Toni: Read the other stuff. It's the last one still open. Um, so what about skin in the game for consultants, right? Because they come [00:16:00] in And there's like, Ooh, wow, this thing, that needs to change drastically. , and now give me 50, 000 because I told you so. Then they leave, you change it like they said, everything goes to shit.

Toni: And now what? You can't get the money back from the consultant. You can't claim damages. There's nothing there, right? Kind of they've write it big into their contract, like, Hey, any damages we cause. It's your fault. You had the choice. We gave you A and B and you chose B and it's your fault.

Toni: What about this skin in the game issue that we're having with consultants that are, you know, telling you to do things on like, a very, very, you know, sometimes very, very important decisions. And then actually don't really care how the decision turns out.

Raul: You know, I just discovered a new connection. We have a really, really big fan of Nassim Taleb, by the way, in Turtle

Toni: There you go.

Raul: can do everything.

Toni: Yeah. Hmm.

Raul: Swan and then uh, uh, Anti Fragile is something I really, really try to live a lot by. So that's funny to me. You bring up a good point and I think from sort of the, [00:17:00] the understanding of a customer sort of for a consultant, you would wish that maybe you could have some sort of skin in the game thing.

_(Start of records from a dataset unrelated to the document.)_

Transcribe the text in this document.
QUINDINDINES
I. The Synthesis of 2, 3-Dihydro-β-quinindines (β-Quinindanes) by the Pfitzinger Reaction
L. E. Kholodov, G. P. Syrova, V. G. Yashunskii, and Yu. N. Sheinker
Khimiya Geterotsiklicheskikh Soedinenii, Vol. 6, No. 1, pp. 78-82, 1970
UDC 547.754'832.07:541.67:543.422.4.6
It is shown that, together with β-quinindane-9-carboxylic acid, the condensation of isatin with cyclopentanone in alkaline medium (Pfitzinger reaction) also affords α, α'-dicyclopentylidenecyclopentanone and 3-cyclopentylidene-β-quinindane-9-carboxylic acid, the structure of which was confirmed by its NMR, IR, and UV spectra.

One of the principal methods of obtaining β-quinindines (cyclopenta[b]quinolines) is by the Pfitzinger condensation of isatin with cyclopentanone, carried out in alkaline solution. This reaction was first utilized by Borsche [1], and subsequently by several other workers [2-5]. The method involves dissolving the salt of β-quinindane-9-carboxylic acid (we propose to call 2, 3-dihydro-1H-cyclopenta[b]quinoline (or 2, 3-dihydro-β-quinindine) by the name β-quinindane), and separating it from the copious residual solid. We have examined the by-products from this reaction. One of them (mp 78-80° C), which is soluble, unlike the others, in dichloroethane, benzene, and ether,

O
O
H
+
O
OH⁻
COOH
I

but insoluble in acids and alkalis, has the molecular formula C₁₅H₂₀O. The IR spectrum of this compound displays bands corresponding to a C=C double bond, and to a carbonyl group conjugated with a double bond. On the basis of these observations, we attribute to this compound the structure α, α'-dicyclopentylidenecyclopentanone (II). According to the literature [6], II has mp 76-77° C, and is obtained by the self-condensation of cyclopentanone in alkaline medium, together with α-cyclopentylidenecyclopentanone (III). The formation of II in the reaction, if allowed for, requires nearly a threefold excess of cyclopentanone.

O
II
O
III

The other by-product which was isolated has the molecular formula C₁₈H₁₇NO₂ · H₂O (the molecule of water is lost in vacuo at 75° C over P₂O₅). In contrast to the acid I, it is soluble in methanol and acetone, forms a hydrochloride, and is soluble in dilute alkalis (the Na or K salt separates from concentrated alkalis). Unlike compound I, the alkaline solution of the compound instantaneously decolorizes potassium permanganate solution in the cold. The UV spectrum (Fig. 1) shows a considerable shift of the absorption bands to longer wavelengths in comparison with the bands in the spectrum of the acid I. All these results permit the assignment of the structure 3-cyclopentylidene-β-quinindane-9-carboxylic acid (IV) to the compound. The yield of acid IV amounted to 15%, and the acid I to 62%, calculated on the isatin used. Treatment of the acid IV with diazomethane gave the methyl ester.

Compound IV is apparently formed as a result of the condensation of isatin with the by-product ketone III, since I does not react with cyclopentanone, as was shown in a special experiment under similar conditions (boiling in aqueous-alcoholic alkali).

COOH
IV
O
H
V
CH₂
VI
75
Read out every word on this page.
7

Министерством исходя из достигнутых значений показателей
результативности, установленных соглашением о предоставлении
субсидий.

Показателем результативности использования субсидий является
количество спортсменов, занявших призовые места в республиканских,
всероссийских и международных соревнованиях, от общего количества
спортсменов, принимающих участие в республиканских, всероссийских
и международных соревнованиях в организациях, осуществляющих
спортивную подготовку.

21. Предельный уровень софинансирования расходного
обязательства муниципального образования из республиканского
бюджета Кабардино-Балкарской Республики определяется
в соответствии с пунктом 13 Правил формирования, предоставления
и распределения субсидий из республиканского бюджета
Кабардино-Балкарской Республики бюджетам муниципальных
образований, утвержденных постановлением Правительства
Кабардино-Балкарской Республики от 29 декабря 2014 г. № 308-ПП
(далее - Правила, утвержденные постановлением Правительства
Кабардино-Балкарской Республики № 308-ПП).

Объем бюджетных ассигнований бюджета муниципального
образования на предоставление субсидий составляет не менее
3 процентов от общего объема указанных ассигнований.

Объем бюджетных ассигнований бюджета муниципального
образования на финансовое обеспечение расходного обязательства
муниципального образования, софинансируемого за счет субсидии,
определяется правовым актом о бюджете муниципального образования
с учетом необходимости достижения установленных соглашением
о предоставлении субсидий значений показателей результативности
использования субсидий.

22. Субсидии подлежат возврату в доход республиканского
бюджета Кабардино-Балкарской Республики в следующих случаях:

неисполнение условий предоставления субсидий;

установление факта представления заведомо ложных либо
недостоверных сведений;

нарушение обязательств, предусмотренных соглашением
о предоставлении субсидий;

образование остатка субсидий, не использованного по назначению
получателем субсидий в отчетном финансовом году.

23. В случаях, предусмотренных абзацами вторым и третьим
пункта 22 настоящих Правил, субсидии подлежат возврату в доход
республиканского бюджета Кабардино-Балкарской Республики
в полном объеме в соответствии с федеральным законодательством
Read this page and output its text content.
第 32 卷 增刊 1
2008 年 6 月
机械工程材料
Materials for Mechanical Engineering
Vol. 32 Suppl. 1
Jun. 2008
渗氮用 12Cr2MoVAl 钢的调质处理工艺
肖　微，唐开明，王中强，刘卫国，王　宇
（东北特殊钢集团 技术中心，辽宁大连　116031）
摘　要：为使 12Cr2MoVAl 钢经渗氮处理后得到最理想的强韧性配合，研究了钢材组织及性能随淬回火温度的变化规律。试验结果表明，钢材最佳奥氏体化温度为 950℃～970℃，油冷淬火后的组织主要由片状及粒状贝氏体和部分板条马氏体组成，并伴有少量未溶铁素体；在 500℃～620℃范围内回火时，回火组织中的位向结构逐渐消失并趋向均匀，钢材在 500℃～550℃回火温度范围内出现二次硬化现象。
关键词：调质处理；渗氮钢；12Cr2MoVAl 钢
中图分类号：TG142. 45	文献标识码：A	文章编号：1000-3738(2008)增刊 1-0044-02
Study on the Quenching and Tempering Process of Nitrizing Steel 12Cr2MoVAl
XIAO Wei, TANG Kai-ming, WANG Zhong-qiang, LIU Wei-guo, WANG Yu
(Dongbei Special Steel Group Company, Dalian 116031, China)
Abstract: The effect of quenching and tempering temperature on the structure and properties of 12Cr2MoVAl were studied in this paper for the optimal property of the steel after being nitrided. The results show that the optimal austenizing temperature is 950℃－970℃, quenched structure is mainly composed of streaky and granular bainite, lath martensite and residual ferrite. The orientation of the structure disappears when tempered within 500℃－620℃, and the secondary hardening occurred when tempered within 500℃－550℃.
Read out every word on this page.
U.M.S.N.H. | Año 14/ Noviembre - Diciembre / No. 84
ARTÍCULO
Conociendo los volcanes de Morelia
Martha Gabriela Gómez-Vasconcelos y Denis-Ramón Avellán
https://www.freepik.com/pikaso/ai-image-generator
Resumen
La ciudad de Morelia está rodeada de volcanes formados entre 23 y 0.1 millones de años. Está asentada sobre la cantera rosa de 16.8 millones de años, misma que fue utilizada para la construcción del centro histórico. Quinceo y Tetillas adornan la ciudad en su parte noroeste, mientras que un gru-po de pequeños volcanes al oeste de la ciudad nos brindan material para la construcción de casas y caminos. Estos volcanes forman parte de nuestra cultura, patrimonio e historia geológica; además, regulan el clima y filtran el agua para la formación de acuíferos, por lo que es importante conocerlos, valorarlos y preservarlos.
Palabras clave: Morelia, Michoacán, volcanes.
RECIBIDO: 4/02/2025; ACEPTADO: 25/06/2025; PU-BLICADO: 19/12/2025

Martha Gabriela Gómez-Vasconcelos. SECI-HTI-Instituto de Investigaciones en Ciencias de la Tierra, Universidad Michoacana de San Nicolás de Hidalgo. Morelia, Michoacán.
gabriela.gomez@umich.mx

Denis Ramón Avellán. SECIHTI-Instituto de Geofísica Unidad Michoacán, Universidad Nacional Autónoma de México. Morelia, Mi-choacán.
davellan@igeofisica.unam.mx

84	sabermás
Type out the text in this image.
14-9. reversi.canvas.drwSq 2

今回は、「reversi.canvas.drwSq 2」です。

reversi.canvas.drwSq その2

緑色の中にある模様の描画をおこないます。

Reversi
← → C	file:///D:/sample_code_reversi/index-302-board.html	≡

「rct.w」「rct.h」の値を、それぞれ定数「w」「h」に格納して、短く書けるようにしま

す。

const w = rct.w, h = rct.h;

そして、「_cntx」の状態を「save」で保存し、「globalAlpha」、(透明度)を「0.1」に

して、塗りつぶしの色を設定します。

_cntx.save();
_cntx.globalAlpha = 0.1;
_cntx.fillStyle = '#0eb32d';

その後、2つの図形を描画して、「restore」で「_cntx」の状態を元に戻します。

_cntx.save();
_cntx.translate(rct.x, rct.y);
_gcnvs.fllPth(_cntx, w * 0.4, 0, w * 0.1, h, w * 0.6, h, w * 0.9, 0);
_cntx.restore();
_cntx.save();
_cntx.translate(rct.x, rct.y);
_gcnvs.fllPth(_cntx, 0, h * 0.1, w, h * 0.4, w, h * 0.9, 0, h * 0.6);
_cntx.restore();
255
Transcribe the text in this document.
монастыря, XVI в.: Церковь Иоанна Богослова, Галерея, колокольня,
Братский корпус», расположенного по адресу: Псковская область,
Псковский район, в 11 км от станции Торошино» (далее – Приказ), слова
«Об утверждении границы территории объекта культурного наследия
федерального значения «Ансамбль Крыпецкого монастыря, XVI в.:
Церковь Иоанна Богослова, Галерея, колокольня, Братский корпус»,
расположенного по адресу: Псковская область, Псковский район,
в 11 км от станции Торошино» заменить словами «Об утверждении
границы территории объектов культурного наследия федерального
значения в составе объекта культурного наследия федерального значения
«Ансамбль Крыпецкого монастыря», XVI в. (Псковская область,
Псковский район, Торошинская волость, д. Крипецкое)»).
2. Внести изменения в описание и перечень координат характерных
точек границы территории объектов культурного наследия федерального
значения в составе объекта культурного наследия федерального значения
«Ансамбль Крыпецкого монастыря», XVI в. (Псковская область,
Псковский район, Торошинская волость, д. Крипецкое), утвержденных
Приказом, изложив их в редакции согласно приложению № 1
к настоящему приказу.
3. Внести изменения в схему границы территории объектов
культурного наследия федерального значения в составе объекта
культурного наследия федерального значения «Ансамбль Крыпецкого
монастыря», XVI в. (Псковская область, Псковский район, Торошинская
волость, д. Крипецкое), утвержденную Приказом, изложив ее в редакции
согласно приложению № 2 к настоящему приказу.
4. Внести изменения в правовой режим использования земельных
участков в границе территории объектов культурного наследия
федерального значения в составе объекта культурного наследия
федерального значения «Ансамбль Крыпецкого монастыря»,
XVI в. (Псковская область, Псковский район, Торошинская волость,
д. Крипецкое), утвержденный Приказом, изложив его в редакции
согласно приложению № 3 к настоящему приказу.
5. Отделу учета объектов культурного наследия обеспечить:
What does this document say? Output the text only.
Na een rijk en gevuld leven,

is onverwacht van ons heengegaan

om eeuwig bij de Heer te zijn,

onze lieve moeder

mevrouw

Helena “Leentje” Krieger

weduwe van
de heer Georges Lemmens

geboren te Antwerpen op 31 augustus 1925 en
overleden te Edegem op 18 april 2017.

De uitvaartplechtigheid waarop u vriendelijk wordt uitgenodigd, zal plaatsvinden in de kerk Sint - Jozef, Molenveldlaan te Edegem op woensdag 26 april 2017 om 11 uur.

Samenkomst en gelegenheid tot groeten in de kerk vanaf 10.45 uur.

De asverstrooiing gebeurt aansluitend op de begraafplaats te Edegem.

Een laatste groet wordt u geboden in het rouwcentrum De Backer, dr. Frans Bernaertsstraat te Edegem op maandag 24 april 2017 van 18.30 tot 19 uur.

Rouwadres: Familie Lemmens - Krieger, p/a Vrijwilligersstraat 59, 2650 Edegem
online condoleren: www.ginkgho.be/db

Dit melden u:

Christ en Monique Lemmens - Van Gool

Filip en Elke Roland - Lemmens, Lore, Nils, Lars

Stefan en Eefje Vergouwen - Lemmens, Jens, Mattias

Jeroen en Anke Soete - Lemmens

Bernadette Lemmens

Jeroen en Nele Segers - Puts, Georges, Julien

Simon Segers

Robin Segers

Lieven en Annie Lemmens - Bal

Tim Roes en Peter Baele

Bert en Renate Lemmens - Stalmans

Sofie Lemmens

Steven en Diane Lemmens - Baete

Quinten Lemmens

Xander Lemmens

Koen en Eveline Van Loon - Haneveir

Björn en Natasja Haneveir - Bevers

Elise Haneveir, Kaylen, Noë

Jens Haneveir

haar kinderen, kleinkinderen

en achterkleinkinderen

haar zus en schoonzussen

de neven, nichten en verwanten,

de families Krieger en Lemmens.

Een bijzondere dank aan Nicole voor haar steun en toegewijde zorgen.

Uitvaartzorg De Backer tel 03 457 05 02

Raul: But it's really not that easy to implement. And even if you wanted to, there's some, like the logistics of it are not that easy because, , the, Connection to, so I think we talked about this yesterday at the meetup, finally enough, a lot of people had trouble sort of implementing some sort of measure for how well RevOps was doing in their companies and then, basing salary off of that.

Raul: Right now. Take that and make it 10 times as difficult because the person is an outsider, hasn't even been in your company, and has basically no influence over it, unless they really stay there for two years in an interim role or so. So that's one of the aspects of that, right? It is really difficult to link these things.

Raul: However, still incentivize, incentivizations around this still do exist, right? So I have seen this, and I have seen, , companies of ours also work with consultancies in that way, and sort of have a lagging, factor behind. But typically, I wouldn't call these [00:18:00] consultancies, that they work with.

Raul: It's more like companies who promise them something, and then they deliver it on that. For example, there's some companies in Berlin who do that, who promise you, oh, we're going to come in and we're going to help you produce 200 leads within two months. And then they're very bullish on the fact that they can do that.

Raul: And if they can do that, you give them another extra 10 K or there's, I've seen Salesforce agencies who's done that. They go out there to differentiate themselves and they tell you, , We are very bullish. We can build this thing in two months. , if we do so we'll get another extra 5k and a lot of customers are very happy to do that.

Raul: Right. And you build it in two months and people are, it's being rolled out. You write it down. You have a definition of done and you know exactly what that is. Right. I think the more concrete the problem becomes, the easier that is for something like overall business performance, it's basically impossible.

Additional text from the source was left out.